How to remove a node inside an iterator in python

2020-03-26 06:15发布

问题:

How to remove the current node, while iterating through all nodes from root by getiterator() function?

import xml.etree.ElementTree as ET
tree = ET.parse('file.xml')
root = tree.getroot()

for node in root.getiterator():
     #if some condition:
        #remove(node)

回答1:

You can't remove nodes without knowing the parent, but the xml.etree package doesn't give you any way to access a parent from a given node.

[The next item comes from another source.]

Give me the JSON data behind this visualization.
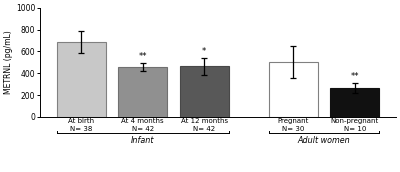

The only way around this is matching the parent node instead:

for node in root.iter():
    if some_condition_matches_parent:
        for child in list(node.iter()):
            if some_condition_matches_child:
                node.remove(child)

If you switch to the lxml library (which implements the same API, but with additional enhancements), you can retrieve the parent node from any given node:

node.getparent().remove(node)

Note, while the pure-Python implementation of Element.getiterator() returns a list object, in the C implementation of the ElementTree module (a separate import on Python 2, transparently imported on Python 3 if available) the getiterator() method returns a live generator which requires a copy to be made.

On top of that, the Element.getiterator() method has been deprecated in Python 3.2 and will be removed altogether in Python 3.9. I replaced its use with node.iter() in the outer loop, and list(node.iter()) in the inner.